A Iniciação Mística é eficaz na busca da libertação do homem novo, livrando-o dos temores, dos medos e das restrições autoimpostas. É durante a Iniciação Exotérica (saberes da face pública das coisas e dos seres humanos) e a Iniciativa Esotérica (interpretações das doutrinas filosóficas e religiosas), que encontramos a satisfação das necessidades emocionais do nosso ser psíquico. O ato da Iniciação tem mais a ver com as emoções do que com a razão. É durante a Iniciação que a nossa consciência nos fala com a voz do “mestre interior” e nos faz elevar às alturas, liberando-nos a cruzar o “novo” Umbral que nos leva à Luz, iluminando nossos pensamentos, corrigindo nossos erros, dominando nossas paixões e nos concedendo a oportunidade de conviver com o conhecimento sagrado, após vivenciar com provas e testes que nos purificam contra o orgulho e a vaidade. O Iniciado em qualquer ordem filosófica ou em qualquer fraternidade iniciática tem a convicção que não é um ser único, isolado ou separado. O Iniciado possui plena consciência que ele se harmoniza com a Inteligência Cósmica Superior que domina todo o Universo e que agrega em si mesma a paz profunda e o amor eterno.
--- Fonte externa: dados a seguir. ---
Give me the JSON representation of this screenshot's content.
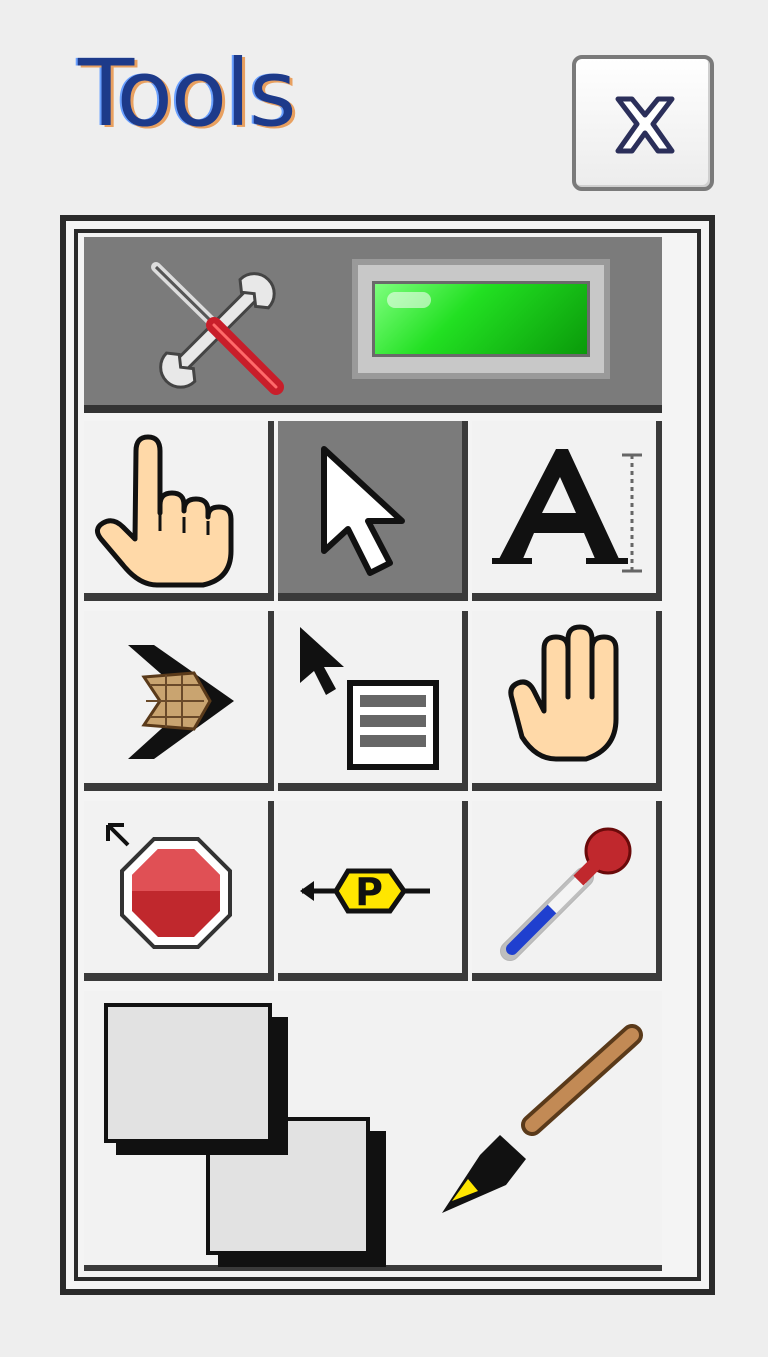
{
  "window": {
    "title": "Tools"
  },
  "tools": {
    "automatic_label": "automatic-tool-selection",
    "items": [
      {
        "name": "operate-value-tool",
        "icon": "pointing-hand-icon"
      },
      {
        "name": "position-size-select-tool",
        "icon": "arrow-cursor-icon",
        "selected": true
      },
      {
        "name": "edit-text-tool",
        "icon": "text-a-icon"
      },
      {
        "name": "connect-wire-tool",
        "icon": "wire-spool-icon"
      },
      {
        "name": "object-shortcut-menu-tool",
        "icon": "arrow-menu-icon"
      },
      {
        "name": "scroll-window-tool",
        "icon": "open-hand-icon"
      },
      {
        "name": "set-clear-breakpoint-tool",
        "icon": "stop-sign-icon"
      },
      {
        "name": "probe-data-tool",
        "icon": "probe-p-icon"
      },
      {
        "name": "get-color-tool",
        "icon": "eyedropper-icon"
      }
    ],
    "set_color": {
      "icon": "paintbrush-icon",
      "foreground": "#e2e2e2",
      "background": "#e2e2e2"
    }
  },
  "colors": {
    "led_on": "#22e022",
    "breakpoint": "#c0282d",
    "probe": "#ffe600"
  }
}
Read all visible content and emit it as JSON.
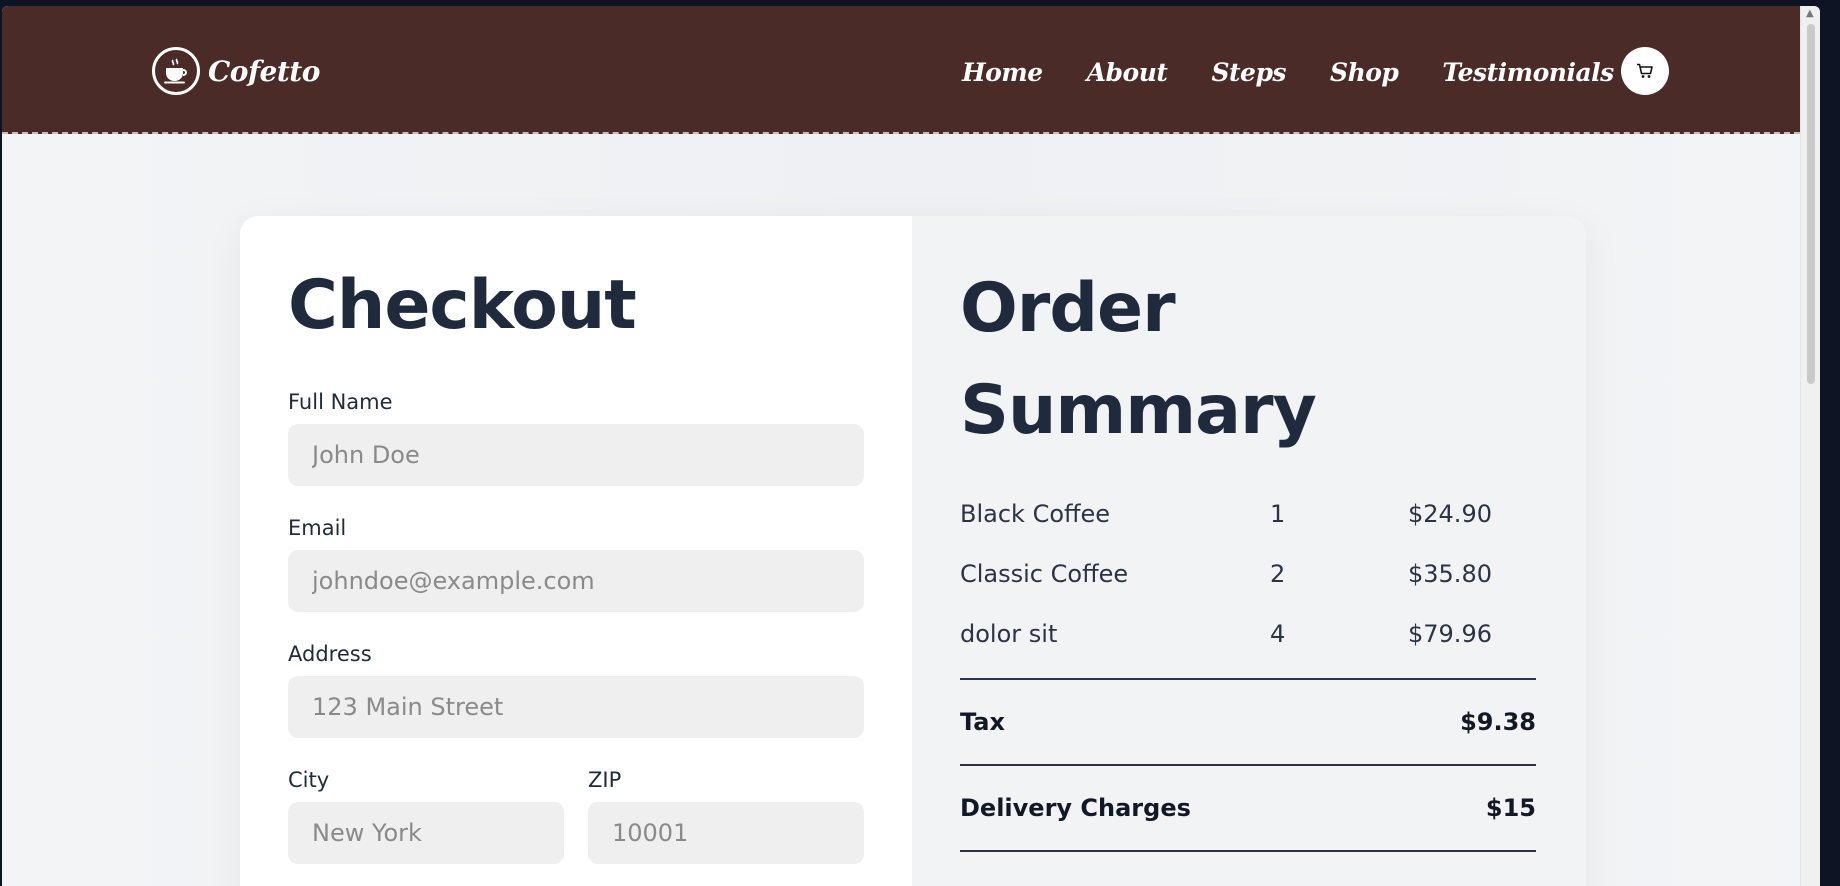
{
  "brand": {
    "name": "Cofetto"
  },
  "nav": {
    "links": [
      "Home",
      "About",
      "Steps",
      "Shop",
      "Testimonials"
    ],
    "cart_icon": "cart-icon"
  },
  "checkout": {
    "title": "Checkout",
    "fields": {
      "full_name": {
        "label": "Full Name",
        "placeholder": "John Doe"
      },
      "email": {
        "label": "Email",
        "placeholder": "johndoe@example.com"
      },
      "address": {
        "label": "Address",
        "placeholder": "123 Main Street"
      },
      "city": {
        "label": "City",
        "placeholder": "New York"
      },
      "zip": {
        "label": "ZIP",
        "placeholder": "10001"
      }
    }
  },
  "summary": {
    "title": "Order Summary",
    "items": [
      {
        "name": "Black Coffee",
        "qty": "1",
        "price": "$24.90"
      },
      {
        "name": "Classic Coffee",
        "qty": "2",
        "price": "$35.80"
      },
      {
        "name": "dolor sit",
        "qty": "4",
        "price": "$79.96"
      }
    ],
    "tax": {
      "label": "Tax",
      "value": "$9.38"
    },
    "delivery": {
      "label": "Delivery Charges",
      "value": "$15"
    }
  },
  "colors": {
    "navbar": "#4a2b27",
    "heading": "#1f2a3c",
    "field_bg": "#efefef"
  }
}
Toda Iniciação representa a passagem das Trevas à Luz, a transição da vida finita para a alma infinita. Uma vez iniciado na senda do mistério, o neófito passa a conhecer a dualidade da vida, representa pela Cruz (sofrimento e doação) e a Rosa (símbolo da beleza e da perfeição), uma completa a outra e as duas se irmanam numa só dimensão. O resto é só progresso e iluminação. Na fraternidade Iniciática tem-se a percepção de que se transmitem um conhecimento enigmático ou incomum, sempre com vetor oculto. A idéia de DEUS (ser supremo e criador) é pura Luz e que o nosso espírito é composto de luz. Os persas e os hindus, em civilizações antigas, já possuíam uma noção avançada desse conceito, pois sustentavam a existência de dois princípios a reger a vida no universo, segundo lições de Zaratrusta (século XII a.C). Esses dois princípios eram a Luz, representada pelo Deus Marduc (Ahura Mazda) e as Trevas, representada pelo Deus Arimã. Paralelamente, os egípcios, que tem a mesma idade da tradição religiosa persa, desenvolveram uma teogonia com base num conceito similar, que colocava o Deus Rá, simbolizado pelo Sol, como a divindade suprema do seu Panteão, a quem estavam submissas todas as outras deidades. Pensemos nisso. Por hoje é só.